Pertanyaan yang sering diajukan

Apa itu aturan Naegele?

Aturan Naegele adalah rumus baku untuk memperkirakan hari perkiraan lahir. Aturan ini menambahkan 280 hari (40 minggu) pada hari pertama haid terakhir (HPHT). Rumus ini mengandaikan siklus 28 hari, sehingga kalkulator umumnya menerapkan koreksi untuk siklus yang lebih panjang atau lebih pendek.

Berapa hari yang ditambahkan untuk transfer IVF hari ke-5?

Untuk transfer blastokista hari ke-5, 261 hari ditambahkan pada tanggal transfer embrio untuk memperkirakan hari lahir. Angka ini memperhitungkan 19 hari perkembangan sebelum transfer (14 hari menuju ovulasi ditambah 5 hari di media kultur).

Apakah USG trimester pertama lebih akurat daripada penanggalan HPHT?

Ya. ACOG Committee Opinion 700 (2017) menyatakan bahwa pengukuran panjang kepala-bokong lewat USG antara kira-kira usia 8 dan 14 minggu memberi perkiraan usia kehamilan yang paling akurat, umumnya dalam selisih plus minus 5–7 hari. Penanggalan berbasis HPHT bisa kurang presisi bila tanggal HPHT tidak pasti atau siklus haid tidak teratur.

Apakah kebanyakan bayi lahir tepat pada hari perkiraan lahir?

Tidak. Penelitian kohort yang telah dipublikasikan menunjukkan bahwa kelahiran spontan tepat pada tanggal perkiraan justru jarang terjadi. ACOG menggolongkan periode 39 minggu 0 hari sampai 40 minggu 6 hari sebagai “aterm penuh”, dan persalinan normal dapat terjadi kapan saja antara 37 hingga 42 minggu. Hari perkiraan lahir adalah estimasi, bukan tanggal persalinan yang dijamin.

Berapa hari perkiraan lahir jika tanggal konsepsi diketahui?

Bila tanggal konsepsi diketahui, menambahkan 266 hari akan menghasilkan perkiraan hari lahir. Angka ini setara dengan perkiraan 280 hari berbasis HPHT dikurangi kurang lebih 14 hari jarak antara HPHT dan ovulasi pada siklus standar 28 hari.

Kapan hari perkiraan lahir perlu direvisi berdasarkan USG?

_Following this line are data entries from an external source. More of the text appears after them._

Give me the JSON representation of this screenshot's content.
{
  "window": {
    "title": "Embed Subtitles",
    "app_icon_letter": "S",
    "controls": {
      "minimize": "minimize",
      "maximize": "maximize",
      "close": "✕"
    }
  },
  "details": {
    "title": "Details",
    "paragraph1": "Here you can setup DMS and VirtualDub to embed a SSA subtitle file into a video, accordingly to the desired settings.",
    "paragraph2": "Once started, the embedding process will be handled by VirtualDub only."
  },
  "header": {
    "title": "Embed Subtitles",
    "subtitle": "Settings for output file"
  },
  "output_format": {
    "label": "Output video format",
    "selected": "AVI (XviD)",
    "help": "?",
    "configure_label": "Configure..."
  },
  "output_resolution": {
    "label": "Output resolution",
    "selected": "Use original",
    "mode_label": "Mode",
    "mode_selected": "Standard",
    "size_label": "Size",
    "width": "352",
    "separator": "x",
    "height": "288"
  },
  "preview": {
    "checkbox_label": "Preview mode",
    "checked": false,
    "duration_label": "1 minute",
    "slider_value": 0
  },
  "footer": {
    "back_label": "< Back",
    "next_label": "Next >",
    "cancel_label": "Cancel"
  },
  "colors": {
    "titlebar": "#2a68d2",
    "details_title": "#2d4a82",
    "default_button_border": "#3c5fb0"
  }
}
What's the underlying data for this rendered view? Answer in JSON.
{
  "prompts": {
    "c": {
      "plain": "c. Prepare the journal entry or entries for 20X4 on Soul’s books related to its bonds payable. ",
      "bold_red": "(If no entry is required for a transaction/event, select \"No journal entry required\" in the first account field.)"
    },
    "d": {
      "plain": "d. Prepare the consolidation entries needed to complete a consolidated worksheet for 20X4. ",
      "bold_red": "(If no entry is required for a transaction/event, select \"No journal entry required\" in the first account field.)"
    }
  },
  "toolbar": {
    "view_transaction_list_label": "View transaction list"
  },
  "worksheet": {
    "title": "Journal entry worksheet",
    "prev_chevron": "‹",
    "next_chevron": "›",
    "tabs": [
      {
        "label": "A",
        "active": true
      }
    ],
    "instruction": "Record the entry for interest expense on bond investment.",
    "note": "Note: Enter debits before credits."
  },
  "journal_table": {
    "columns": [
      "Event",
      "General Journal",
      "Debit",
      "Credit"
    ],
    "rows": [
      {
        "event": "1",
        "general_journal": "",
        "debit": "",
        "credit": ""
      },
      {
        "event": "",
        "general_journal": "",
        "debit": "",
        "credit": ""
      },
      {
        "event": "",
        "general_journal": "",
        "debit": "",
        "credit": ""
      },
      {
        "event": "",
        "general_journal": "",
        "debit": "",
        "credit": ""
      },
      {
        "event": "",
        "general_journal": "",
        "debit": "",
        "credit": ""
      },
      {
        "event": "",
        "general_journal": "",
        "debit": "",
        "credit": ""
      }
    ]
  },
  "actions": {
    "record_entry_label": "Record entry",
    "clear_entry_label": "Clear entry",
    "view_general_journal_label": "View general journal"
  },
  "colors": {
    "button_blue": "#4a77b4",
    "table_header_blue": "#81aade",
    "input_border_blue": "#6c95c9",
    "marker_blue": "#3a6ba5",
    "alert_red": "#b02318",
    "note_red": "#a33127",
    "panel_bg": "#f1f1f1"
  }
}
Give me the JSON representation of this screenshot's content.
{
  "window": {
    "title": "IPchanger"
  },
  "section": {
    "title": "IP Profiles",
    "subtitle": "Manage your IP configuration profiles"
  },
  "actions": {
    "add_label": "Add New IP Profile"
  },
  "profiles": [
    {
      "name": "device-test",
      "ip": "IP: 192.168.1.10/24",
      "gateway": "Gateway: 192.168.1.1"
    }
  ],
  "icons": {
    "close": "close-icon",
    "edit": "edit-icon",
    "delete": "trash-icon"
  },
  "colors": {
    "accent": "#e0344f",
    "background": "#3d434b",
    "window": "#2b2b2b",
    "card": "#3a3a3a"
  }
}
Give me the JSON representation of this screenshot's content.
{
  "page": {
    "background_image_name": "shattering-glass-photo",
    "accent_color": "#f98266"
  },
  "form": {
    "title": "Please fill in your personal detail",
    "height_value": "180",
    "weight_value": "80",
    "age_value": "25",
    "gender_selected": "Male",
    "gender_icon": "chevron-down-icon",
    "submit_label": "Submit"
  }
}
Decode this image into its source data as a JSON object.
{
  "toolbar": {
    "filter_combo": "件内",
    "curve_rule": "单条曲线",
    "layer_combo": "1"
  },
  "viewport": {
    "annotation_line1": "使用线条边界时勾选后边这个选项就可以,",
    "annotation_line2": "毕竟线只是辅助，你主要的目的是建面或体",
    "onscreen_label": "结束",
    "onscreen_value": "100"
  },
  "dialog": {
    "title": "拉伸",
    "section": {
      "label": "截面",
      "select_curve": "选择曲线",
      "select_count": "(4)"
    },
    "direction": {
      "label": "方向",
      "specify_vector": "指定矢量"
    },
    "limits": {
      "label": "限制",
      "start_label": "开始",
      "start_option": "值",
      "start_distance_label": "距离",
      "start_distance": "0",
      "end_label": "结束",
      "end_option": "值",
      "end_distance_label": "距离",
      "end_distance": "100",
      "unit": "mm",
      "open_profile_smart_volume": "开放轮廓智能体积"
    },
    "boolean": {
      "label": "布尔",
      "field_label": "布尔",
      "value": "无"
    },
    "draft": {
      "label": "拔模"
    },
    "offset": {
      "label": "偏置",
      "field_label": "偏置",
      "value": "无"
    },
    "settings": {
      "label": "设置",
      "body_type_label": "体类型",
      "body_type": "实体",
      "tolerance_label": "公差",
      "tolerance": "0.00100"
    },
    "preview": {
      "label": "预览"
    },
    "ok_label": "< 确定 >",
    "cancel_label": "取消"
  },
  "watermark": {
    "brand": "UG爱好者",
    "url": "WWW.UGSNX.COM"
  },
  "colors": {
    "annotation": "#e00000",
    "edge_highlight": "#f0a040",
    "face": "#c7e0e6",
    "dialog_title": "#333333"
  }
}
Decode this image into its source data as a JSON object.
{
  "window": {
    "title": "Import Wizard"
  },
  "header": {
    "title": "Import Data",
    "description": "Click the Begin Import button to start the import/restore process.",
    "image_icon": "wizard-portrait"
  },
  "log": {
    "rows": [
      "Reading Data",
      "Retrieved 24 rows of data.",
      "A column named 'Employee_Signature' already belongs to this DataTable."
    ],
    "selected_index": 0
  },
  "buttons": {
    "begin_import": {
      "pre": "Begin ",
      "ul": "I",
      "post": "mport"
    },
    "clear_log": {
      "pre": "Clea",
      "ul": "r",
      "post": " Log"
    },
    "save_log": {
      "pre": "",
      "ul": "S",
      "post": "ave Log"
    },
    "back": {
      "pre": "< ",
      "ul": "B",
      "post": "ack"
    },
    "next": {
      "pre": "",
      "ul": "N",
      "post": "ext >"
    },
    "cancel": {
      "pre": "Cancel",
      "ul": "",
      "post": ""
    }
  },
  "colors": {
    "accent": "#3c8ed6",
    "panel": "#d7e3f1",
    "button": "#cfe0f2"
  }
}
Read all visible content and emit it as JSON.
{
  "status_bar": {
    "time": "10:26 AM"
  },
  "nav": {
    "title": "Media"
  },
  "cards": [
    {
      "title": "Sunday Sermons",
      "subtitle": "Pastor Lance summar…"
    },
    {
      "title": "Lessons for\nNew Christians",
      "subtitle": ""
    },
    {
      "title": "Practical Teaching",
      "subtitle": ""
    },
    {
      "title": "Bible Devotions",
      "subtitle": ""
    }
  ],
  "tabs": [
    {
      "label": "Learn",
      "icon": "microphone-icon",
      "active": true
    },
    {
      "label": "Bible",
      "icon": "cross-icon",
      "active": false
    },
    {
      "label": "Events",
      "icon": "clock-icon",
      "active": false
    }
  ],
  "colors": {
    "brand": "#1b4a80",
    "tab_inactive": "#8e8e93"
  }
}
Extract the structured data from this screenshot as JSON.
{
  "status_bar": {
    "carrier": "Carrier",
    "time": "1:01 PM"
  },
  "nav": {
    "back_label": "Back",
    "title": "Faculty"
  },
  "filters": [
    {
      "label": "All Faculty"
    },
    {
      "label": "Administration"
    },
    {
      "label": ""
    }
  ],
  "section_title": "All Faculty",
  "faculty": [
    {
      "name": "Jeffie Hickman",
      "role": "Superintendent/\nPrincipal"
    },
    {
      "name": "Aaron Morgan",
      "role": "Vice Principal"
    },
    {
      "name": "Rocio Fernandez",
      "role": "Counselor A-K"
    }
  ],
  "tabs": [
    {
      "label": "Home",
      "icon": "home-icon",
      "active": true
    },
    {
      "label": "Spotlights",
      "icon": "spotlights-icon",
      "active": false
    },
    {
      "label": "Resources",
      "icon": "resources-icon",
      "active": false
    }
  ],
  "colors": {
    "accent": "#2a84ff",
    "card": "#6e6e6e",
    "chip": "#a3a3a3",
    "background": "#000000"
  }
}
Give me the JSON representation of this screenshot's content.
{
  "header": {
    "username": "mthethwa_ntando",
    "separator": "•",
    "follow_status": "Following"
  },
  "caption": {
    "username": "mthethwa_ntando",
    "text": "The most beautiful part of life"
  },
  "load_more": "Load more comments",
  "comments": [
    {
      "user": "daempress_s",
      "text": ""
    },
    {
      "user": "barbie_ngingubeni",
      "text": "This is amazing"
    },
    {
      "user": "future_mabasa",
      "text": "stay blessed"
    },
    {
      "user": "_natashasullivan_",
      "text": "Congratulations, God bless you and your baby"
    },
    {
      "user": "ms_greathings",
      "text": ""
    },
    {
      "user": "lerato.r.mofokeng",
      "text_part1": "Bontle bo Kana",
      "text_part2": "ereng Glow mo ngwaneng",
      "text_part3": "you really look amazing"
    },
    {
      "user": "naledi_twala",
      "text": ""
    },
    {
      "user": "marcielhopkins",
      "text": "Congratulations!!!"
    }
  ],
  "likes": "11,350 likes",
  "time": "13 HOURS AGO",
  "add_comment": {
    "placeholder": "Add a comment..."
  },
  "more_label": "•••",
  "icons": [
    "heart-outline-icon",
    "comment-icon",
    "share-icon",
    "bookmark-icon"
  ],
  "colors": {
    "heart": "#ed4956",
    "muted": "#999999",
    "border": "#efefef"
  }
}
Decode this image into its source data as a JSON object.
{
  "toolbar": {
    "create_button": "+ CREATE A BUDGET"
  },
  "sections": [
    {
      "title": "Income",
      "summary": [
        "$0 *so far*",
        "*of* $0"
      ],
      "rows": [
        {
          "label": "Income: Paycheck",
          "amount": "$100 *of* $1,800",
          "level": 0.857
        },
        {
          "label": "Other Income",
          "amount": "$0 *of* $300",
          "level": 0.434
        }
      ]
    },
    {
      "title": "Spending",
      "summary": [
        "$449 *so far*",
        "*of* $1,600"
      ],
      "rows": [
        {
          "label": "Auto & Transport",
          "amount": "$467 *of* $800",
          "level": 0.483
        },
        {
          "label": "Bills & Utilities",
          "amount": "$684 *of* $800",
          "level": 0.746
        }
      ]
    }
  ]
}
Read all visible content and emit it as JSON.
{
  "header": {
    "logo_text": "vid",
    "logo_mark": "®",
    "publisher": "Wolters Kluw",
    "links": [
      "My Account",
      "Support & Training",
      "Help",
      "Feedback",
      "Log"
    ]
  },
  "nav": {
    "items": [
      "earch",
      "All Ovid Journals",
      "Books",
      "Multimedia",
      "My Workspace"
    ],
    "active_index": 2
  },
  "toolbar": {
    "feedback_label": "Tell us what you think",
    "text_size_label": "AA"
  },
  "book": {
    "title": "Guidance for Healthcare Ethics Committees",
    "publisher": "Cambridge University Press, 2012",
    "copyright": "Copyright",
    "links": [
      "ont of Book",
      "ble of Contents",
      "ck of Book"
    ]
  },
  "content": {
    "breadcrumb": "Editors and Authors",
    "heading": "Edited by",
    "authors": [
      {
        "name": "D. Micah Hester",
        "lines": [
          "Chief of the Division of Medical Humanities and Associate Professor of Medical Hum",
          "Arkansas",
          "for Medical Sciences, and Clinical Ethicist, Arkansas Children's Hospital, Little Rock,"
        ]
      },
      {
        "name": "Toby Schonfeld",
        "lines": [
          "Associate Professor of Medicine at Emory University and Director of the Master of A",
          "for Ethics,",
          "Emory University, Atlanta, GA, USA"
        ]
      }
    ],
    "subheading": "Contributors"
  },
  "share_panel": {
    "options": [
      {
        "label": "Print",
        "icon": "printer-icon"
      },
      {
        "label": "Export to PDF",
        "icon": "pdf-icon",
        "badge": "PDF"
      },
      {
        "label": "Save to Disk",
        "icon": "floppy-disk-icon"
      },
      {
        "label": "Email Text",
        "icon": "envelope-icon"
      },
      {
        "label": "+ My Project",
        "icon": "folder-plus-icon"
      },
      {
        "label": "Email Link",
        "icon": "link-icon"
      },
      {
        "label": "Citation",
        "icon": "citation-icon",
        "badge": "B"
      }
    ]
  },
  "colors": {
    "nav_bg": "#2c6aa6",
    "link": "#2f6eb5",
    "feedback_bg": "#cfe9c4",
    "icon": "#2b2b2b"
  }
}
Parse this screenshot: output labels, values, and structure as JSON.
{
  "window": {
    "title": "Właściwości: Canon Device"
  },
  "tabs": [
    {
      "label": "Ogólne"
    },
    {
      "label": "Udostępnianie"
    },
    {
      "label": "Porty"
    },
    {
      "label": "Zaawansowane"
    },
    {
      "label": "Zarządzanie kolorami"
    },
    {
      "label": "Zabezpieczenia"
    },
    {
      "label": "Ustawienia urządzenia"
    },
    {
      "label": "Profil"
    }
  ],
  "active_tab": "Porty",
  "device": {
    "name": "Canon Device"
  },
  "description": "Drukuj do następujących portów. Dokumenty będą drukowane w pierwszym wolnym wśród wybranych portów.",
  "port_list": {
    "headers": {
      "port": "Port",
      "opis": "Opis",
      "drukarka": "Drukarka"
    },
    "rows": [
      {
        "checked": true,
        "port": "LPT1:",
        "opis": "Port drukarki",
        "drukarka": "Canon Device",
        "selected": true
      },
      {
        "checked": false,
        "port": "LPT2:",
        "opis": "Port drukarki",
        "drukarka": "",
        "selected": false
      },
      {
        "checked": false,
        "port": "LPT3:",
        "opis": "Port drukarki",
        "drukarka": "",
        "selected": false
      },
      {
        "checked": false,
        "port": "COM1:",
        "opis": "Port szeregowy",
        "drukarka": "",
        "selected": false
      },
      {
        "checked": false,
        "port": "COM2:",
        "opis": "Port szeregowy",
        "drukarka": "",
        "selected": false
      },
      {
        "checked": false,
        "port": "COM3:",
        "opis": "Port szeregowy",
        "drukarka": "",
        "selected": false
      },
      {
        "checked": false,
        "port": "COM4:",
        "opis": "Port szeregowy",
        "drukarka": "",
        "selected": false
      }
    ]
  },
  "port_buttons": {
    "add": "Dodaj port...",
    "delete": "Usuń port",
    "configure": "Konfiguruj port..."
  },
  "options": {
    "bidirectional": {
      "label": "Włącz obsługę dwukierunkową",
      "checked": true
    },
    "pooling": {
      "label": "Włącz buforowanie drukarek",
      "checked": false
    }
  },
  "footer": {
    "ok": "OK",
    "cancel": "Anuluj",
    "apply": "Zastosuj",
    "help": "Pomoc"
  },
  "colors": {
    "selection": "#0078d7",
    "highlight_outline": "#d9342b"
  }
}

Menurut ACOG Committee Opinion 700, hari perkiraan lahir sebaiknya direvisi bila perkiraan USG trimester pertama berbeda lebih dari 5–7 hari dari perkiraan berbasis HPHT (ambangnya berbeda-beda menurut trimester). Keputusan ini diambil oleh klinisi selama perawatan antenatal.

Referensi

  1. American College of Obstetricians and Gynecologists (ACOG). Committee Opinion 700: Methods for Estimating the Due Date. Obstetrics & Gynecology. 2017;129(5):e150–e154.
  2. Naegele FC. Erfahrungen und Abhandlungen aus dem Gebiete der Krankheiten des weiblichen Geschlechtes. 1812. Mannheim: Schwan und Götz. [Historical primary source establishing the rule.]
  3. American College of Obstetricians and Gynecologists (ACOG). Definition of Term Pregnancy. Committee Opinion 579. Obstetrics & Gynecology. 2013;122(5):1139–1140.
  4. Savitz DA, Terry JW Jr, Dole N, Thorp JM Jr, Siega-Riz AM, Herring AH. Comparison of pregnancy dating by last menstrual period, ultrasound scanning, and their combination. American Journal of Obstetrics and Gynecology. 2002;187(6):1660–1666.
  5. Jukic AM, Baird DD, Weinberg CR, McConnaughey DR, Wilcox AJ. Length of human pregnancy and contributors to its natural variation. Human Reproduction. 2013;28(10):2848–2855.
  6. National Health Service (NHS). Your pregnancy due date. Available at: www.nhs.uk. Accessed 2026.